Émile Cardon Études sur l'Espagne, le Portugal et leurs colonies… (1863)

Suivant la manière dont ce riche et magnifique pays est gouverné, sa prospérité grandit ou décline : un jour il est presque maître du monde, puis il déchoit rapidement, et c'est à peine si, il y a une vingtaine d'années, il comptait parmi les nations européennes. Sous le gouvernement de S. M. Isabelle II, grâce à une bonne administration, l'Espagne reprend, petit à petit, sa place; depuis quelques années surtout, elle nous donne un merveilleux spectacle; c'est plus qu'une régénération qui s'accomplit, c'est une résurrection que nous avons devant les yeux !
Source : Gallica

Émile Cardon Études sur l'Espagne, le Portugal et leurs colonies… (1863)

« Cuba pourra valoir à elle seule un royaume. »
Depuis l'apparition de l'Histoire philosophique où cette phrase se trouve, l'Espagne a perdu ses vastes possessions d'Amérique, et Cuba, qui si longtemps lui coûta 200 millions par an, lui rapporte autant que ses anciennes vice-royautés; Cuba remplace en partie les trésors du Mexique et du Pérou; la reine des Antilles, après avoir subi les mêmes vicissitudes que la mère-patrie, l'a aidée, secourue, dans ses disgrâces et se glorifie toujours de s'appeler :
La siempre fiel isla de Cuba.
Source : Gallica

Émile Cardon Études sur l'Espagne, le Portugal et leurs colonies… (1863)

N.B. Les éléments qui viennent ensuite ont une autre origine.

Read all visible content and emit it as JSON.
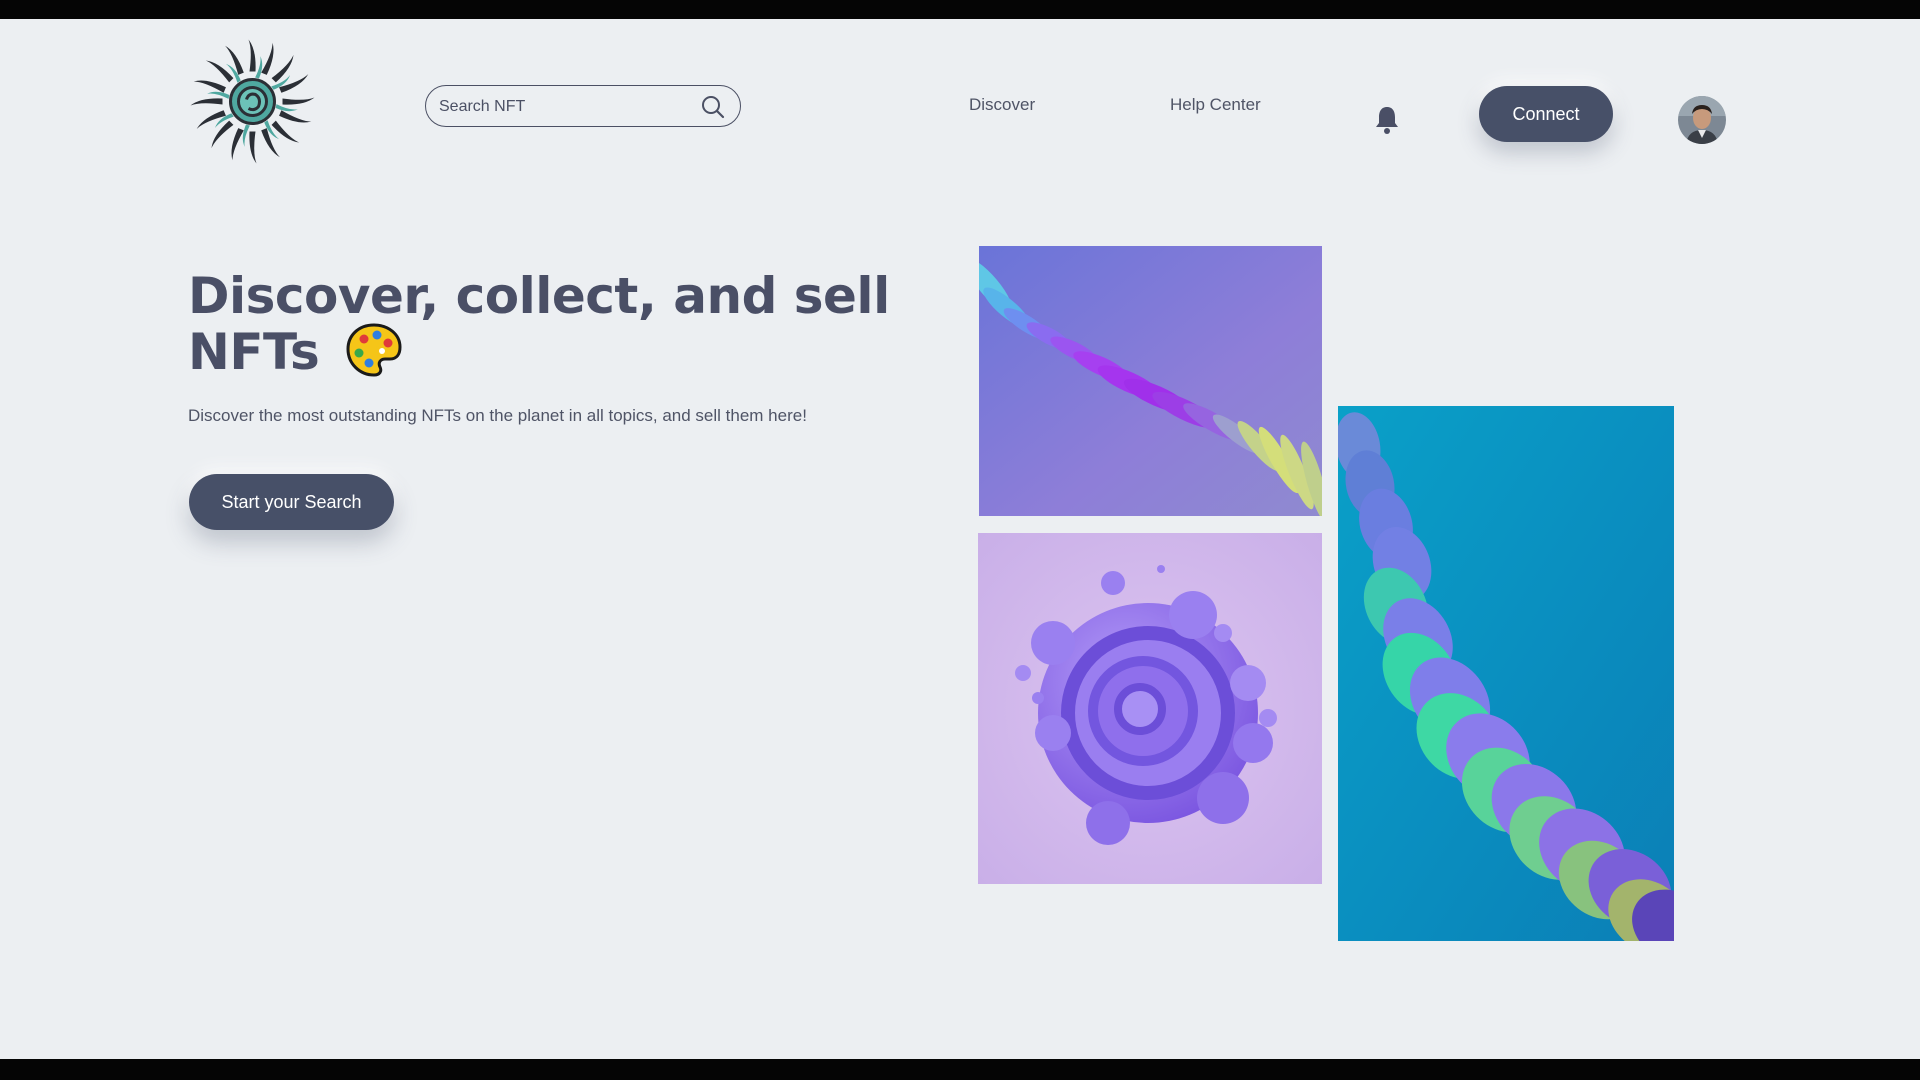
{
  "header": {
    "search": {
      "placeholder": "Search NFT",
      "icon": "search-icon"
    },
    "nav": {
      "discover": "Discover",
      "help_center": "Help Center"
    },
    "notifications_icon": "bell-icon",
    "connect_label": "Connect",
    "avatar": "user-avatar"
  },
  "hero": {
    "title_line1": "Discover, collect, and sell",
    "title_line2": "NFTs",
    "title_icon": "palette-icon",
    "subtitle": "Discover the most outstanding NFTs on the planet in all topics, and sell them here!",
    "cta_label": "Start your Search"
  },
  "gallery": [
    {
      "name": "purple-ribbon-art"
    },
    {
      "name": "purple-swirl-art"
    },
    {
      "name": "teal-wave-art"
    }
  ],
  "colors": {
    "background": "#eceff2",
    "primary_button": "#475068",
    "text_dark": "#4a4f66"
  }
}
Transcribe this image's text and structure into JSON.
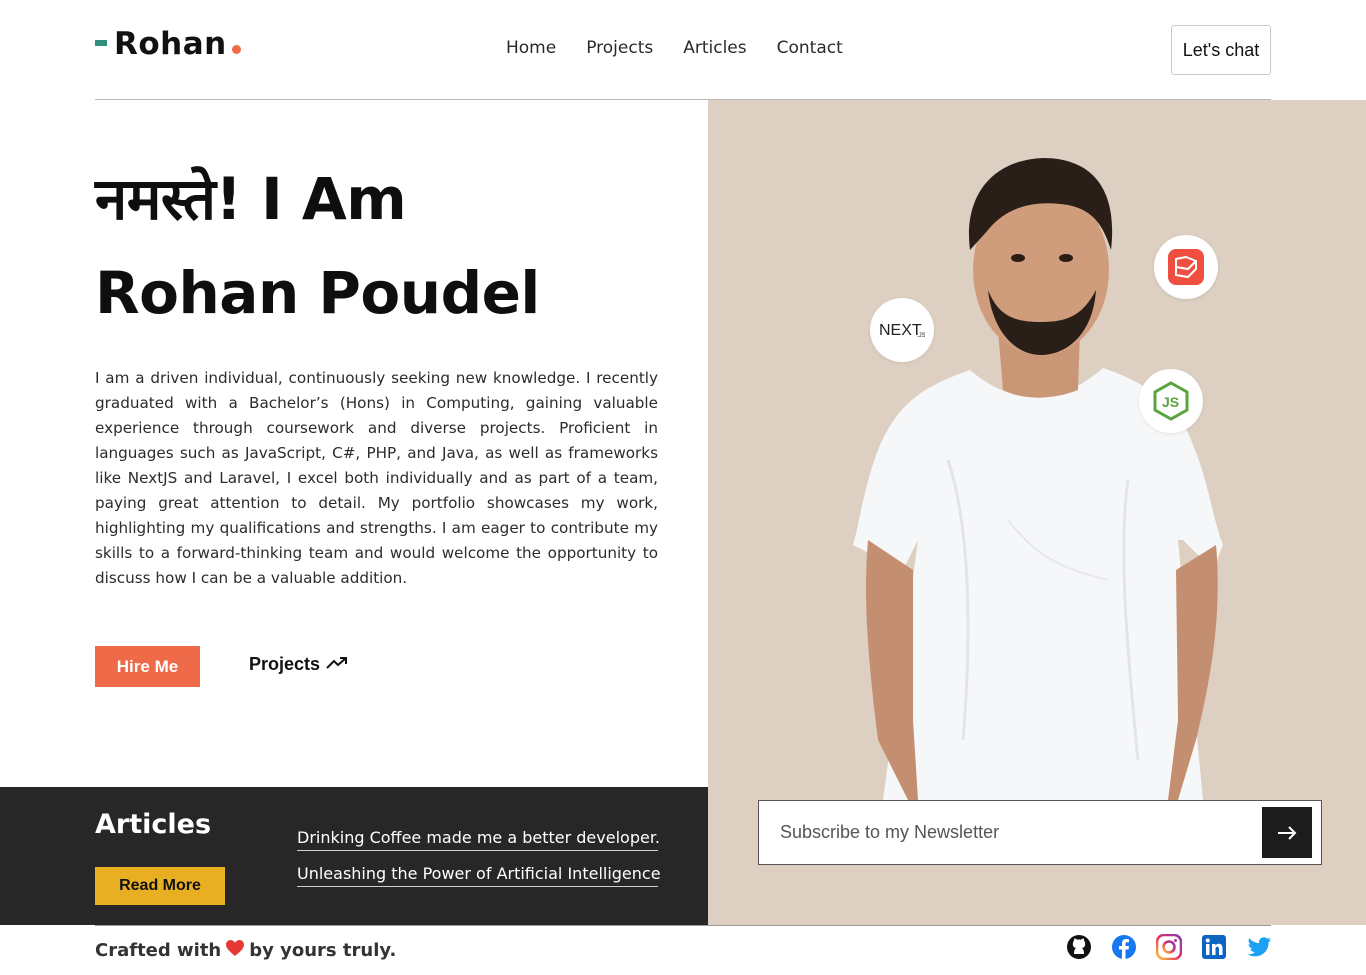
{
  "header": {
    "logo_text": "Rohan",
    "nav": [
      "Home",
      "Projects",
      "Articles",
      "Contact"
    ],
    "chat_label": "Let's chat"
  },
  "hero": {
    "title_line1": "नमस्ते! I Am",
    "title_line2": "Rohan Poudel",
    "bio": "I am a driven individual, continuously seeking new knowledge. I recently graduated with a Bachelor’s (Hons) in Computing, gaining valuable experience through coursework and diverse projects. Proficient in languages such as JavaScript, C#, PHP, and Java, as well as frameworks like NextJS and Laravel, I excel both individually and as part of a team, paying great attention to detail. My portfolio showcases my work, highlighting my qualifications and strengths. I am eager to contribute my skills to a forward-thinking team and would welcome the opportunity to discuss how I can be a valuable addition.",
    "hire_label": "Hire Me",
    "projects_label": "Projects",
    "tech_badges": [
      "nextjs-icon",
      "laravel-icon",
      "nodejs-icon"
    ]
  },
  "articles": {
    "title": "Articles",
    "read_more": "Read More",
    "items": [
      "Drinking Coffee made me a better developer.",
      "Unleashing the Power of Artificial Intelligence"
    ]
  },
  "newsletter": {
    "placeholder": "Subscribe to my Newsletter"
  },
  "footer": {
    "text_before": "Crafted with",
    "text_after": "by yours truly.",
    "socials": [
      "github-icon",
      "facebook-icon",
      "instagram-icon",
      "linkedin-icon",
      "twitter-icon"
    ]
  },
  "colors": {
    "accent": "#ef6a48",
    "panel": "#ddd0c2",
    "dark": "#272727",
    "yellow": "#e9af23",
    "logo_dash": "#2f8f7a"
  }
}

Parmi les colons qui s'établirent à Cuba, la majeure partie s'adonnèrent à l'exploitation des mines ; quelques-uns cependant se livrèrent à l'élève des bestiaux, à la culture du tabac, à la multiplication des abeilles; la cire et le tabac devinrent d'importants objets d'échange qui cédèrent plus tard le pas à la canne à sucre, au caféier, mais ces produits qui sont aujourd'hui la richesse du commerce colonial, ne firent pas d'abord de grands progrès; jusqu'au dix-huitième siècle, les exportations de Cuba se bornèrent à la cire, aux cuirs et au tabac.